Hi folks,
        I was recently asked to clarify the statement on my web site that
approval voting fails independence of clones. 
http://fc.antioch.edu/~james_green-armytage/vm/define.htm#clones
        This was my reply. Debate is welcome...
_______________

        First, I use a consistent means of adapting ranked ballot criteria to
non-ranked methods.
http://fc.antioch.edu/~james_green-armytage/vm/define.htm#nonrankedcrit

        So, ICC definition is changed to this, for use in evaluating non-ranked
methods:
1. Clones: A set of candidates such that for every candidate outside the
set, all voters either prefer the outside candidate to all inside
candidates, or prefer all inside candidates to the outside candidate.
2. Independence of clones: If a clone set has two or more members,
removing one of the clones should not have any bearing on whether the
winning candidate comes from the set.

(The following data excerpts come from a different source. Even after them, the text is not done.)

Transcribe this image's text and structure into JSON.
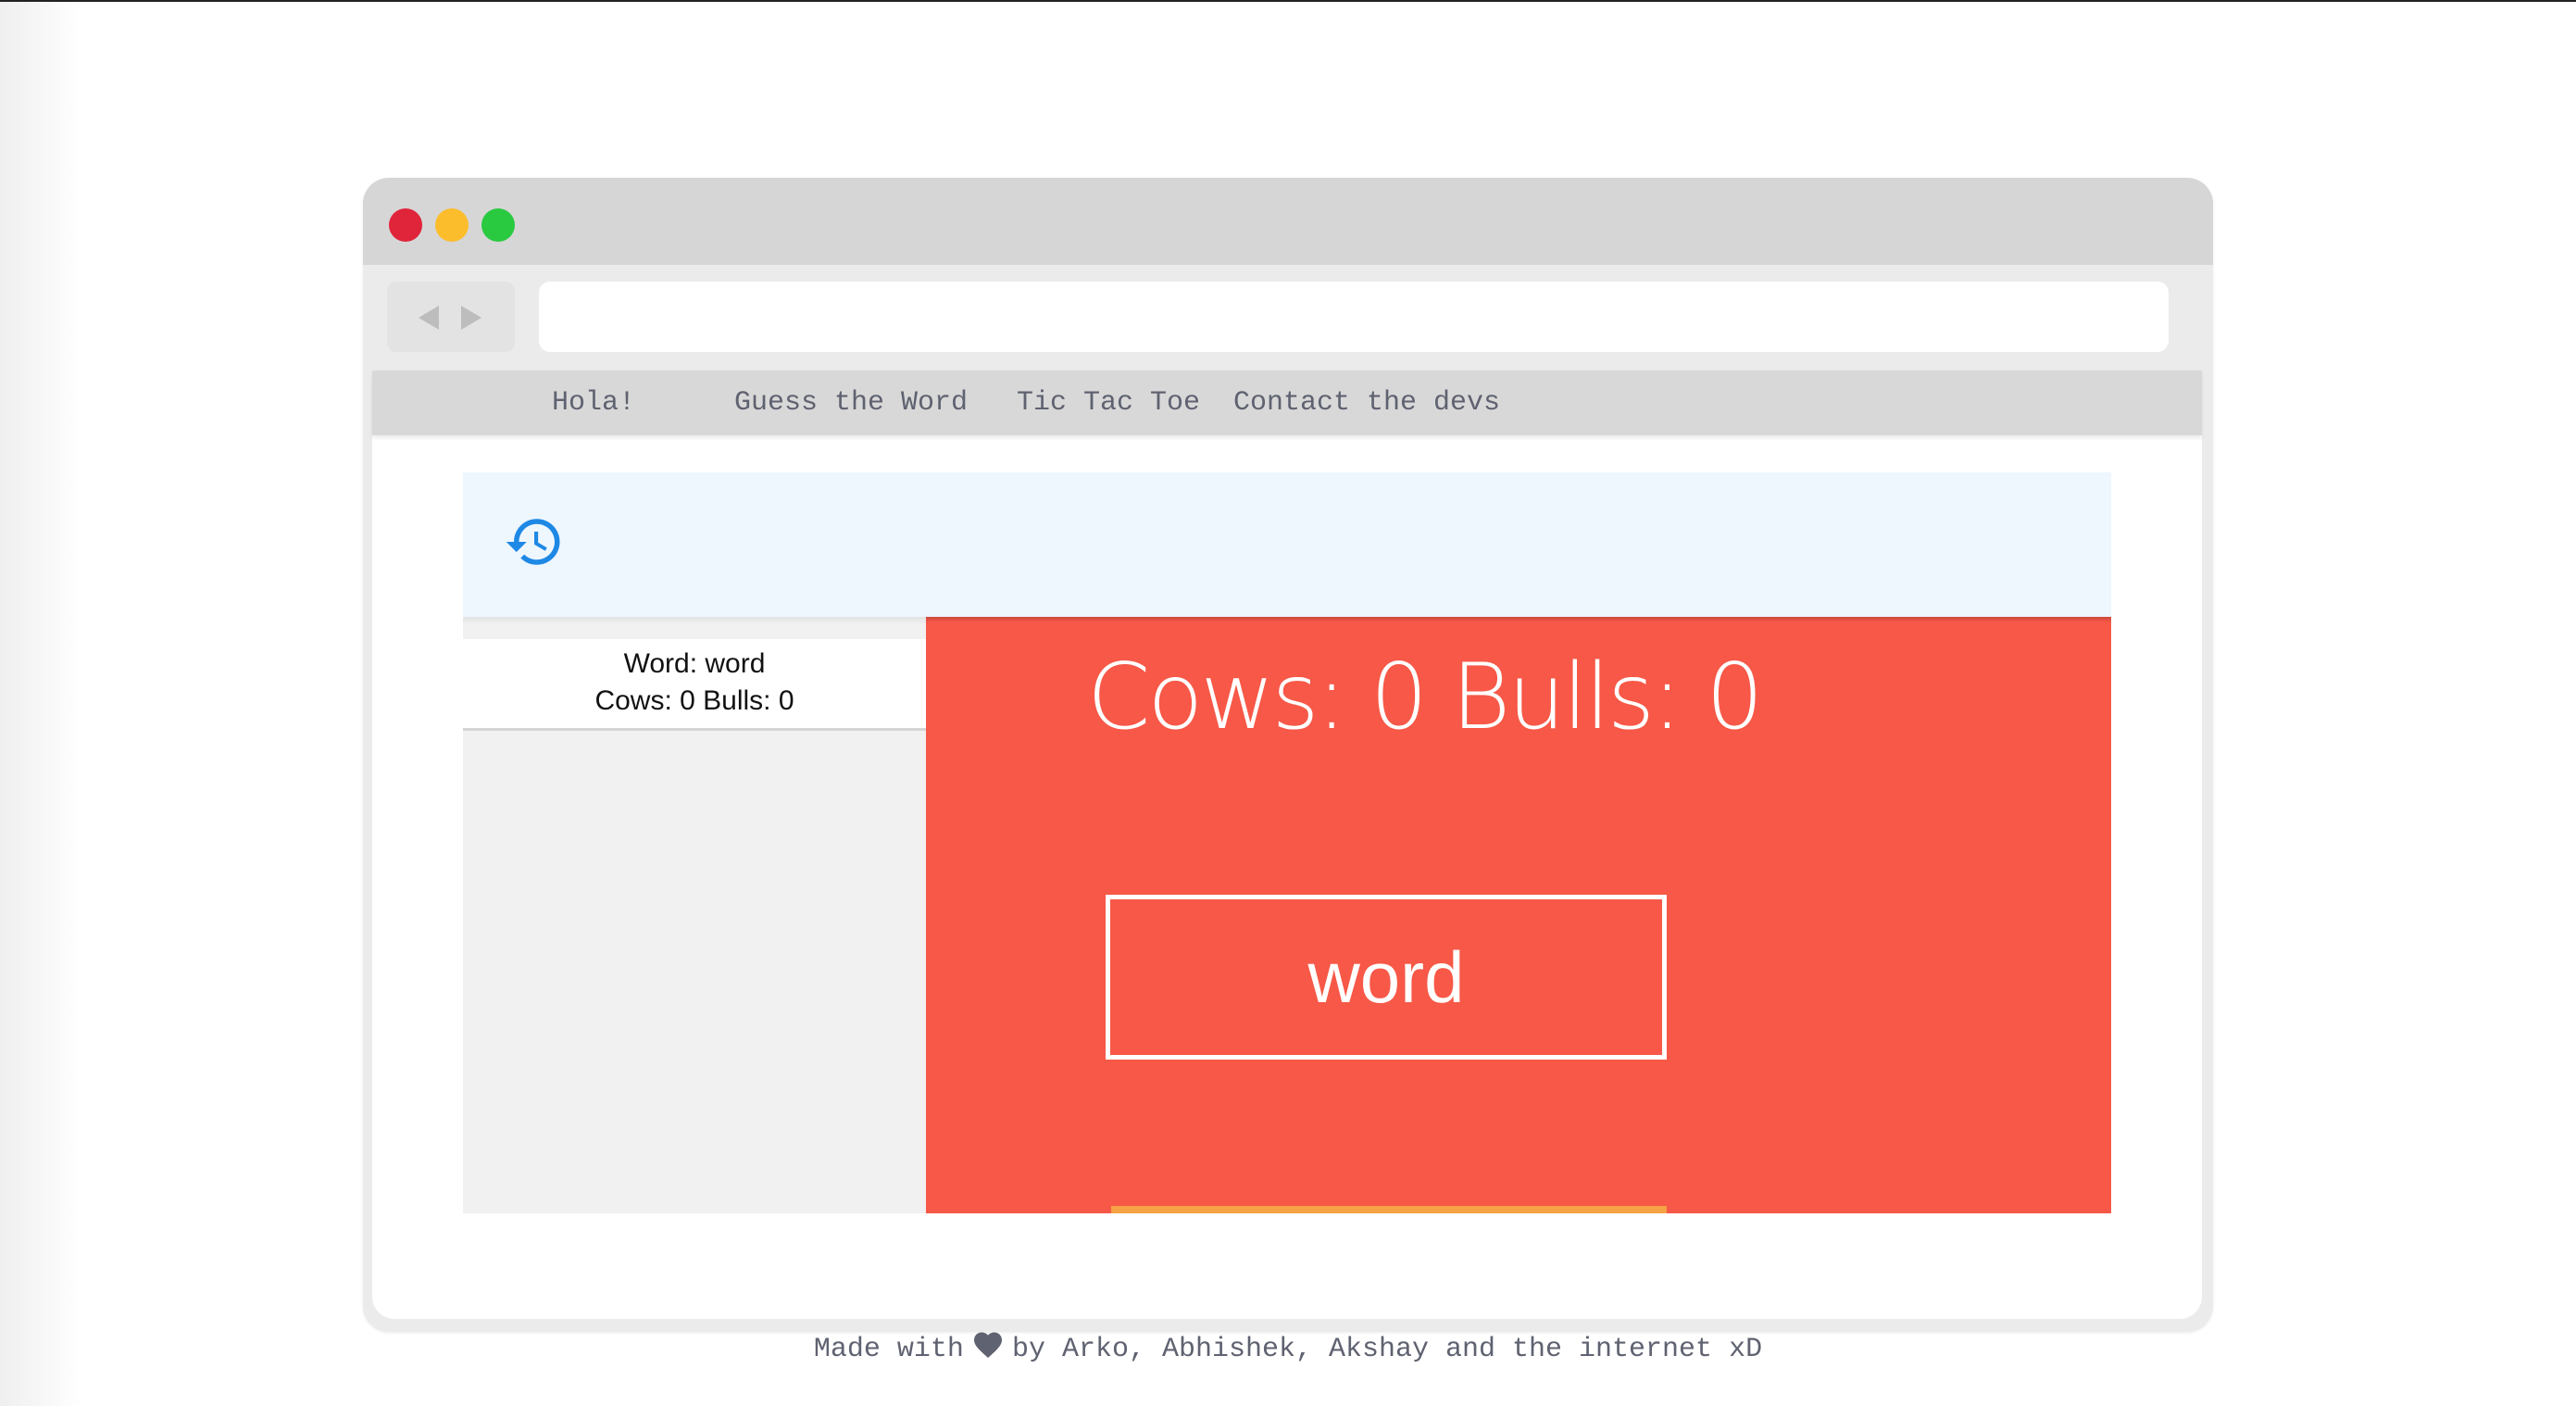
{
  "nav": {
    "items": [
      {
        "label": "Hola!"
      },
      {
        "label": "Guess the Word"
      },
      {
        "label": "Tic Tac Toe"
      },
      {
        "label": "Contact the devs"
      }
    ]
  },
  "history": {
    "icon": "history-icon",
    "entries": [
      {
        "word_line": "Word: word",
        "result_line": "Cows: 0 Bulls: 0"
      }
    ]
  },
  "game": {
    "score_text": "Cows: 0 Bulls: 0",
    "word_value": "word"
  },
  "footer": {
    "prefix": "Made with",
    "icon": "heart-icon",
    "suffix": "by Arko, Abhishek, Akshay and the internet xD"
  },
  "colors": {
    "game_background": "#f75847",
    "header_band": "#eef6fe",
    "accent_icon": "#1e88e5",
    "nav_text": "#5f6270"
  }
}
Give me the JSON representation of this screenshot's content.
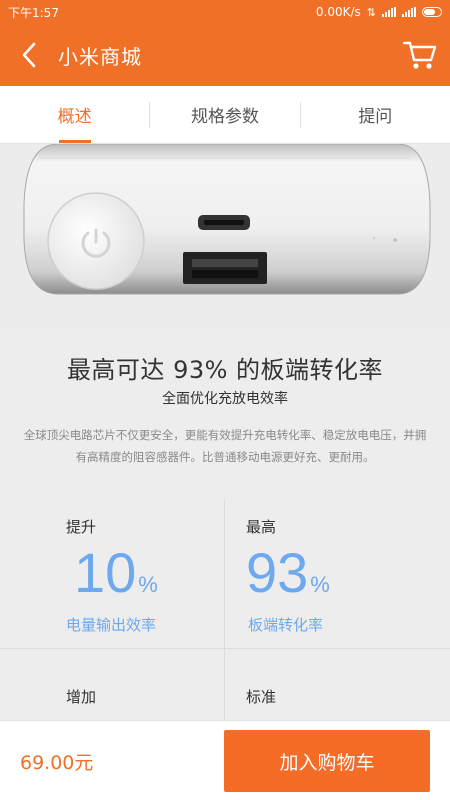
{
  "status_bar": {
    "time": "下午1:57",
    "network_speed": "0.00K/s"
  },
  "header": {
    "title": "小米商城",
    "back_icon": "chevron-left-icon",
    "cart_icon": "cart-icon"
  },
  "tabs": [
    {
      "label": "概述",
      "active": true
    },
    {
      "label": "规格参数",
      "active": false
    },
    {
      "label": "提问",
      "active": false
    }
  ],
  "content": {
    "heading": "最高可达 93% 的板端转化率",
    "subheading": "全面优化充放电效率",
    "description": "全球顶尖电路芯片不仅更安全，更能有效提升充电转化率、稳定放电电压，并拥有高精度的阻容感器件。比普通移动电源更好充、更耐用。"
  },
  "stats": [
    {
      "label": "提升",
      "value": "10",
      "unit": "%",
      "caption": "电量输出效率"
    },
    {
      "label": "最高",
      "value": "93",
      "unit": "%",
      "caption": "板端转化率"
    },
    {
      "label": "增加"
    },
    {
      "label": "标准"
    }
  ],
  "bottom_bar": {
    "price": "69.00元",
    "add_to_cart_label": "加入购物车"
  },
  "colors": {
    "accent": "#f07028",
    "stat_blue": "#6ea8ee"
  }
}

Likewise, adding a new clone to the
set should not have any bearing on whether the winning candidate comes
from the set.

Failure example:
Preferences with approval cutoffs:
60: A>R>>S
40: R>S>>A

Approval scores:
A: 60
R: 100
S: 40

        R and S are clones. R is the initial winner. However, if you remove
candidate R, the winner is A.
        I have proposed a modified version of ICC such that candidates must be
given identical cardinal/approval scores by all voters to qualify as
clones, in addition to the standard qualification rule. I believe that
approval and cardinal pairwise both pass this modified version of ICC, but
not the standard ranked ballot version.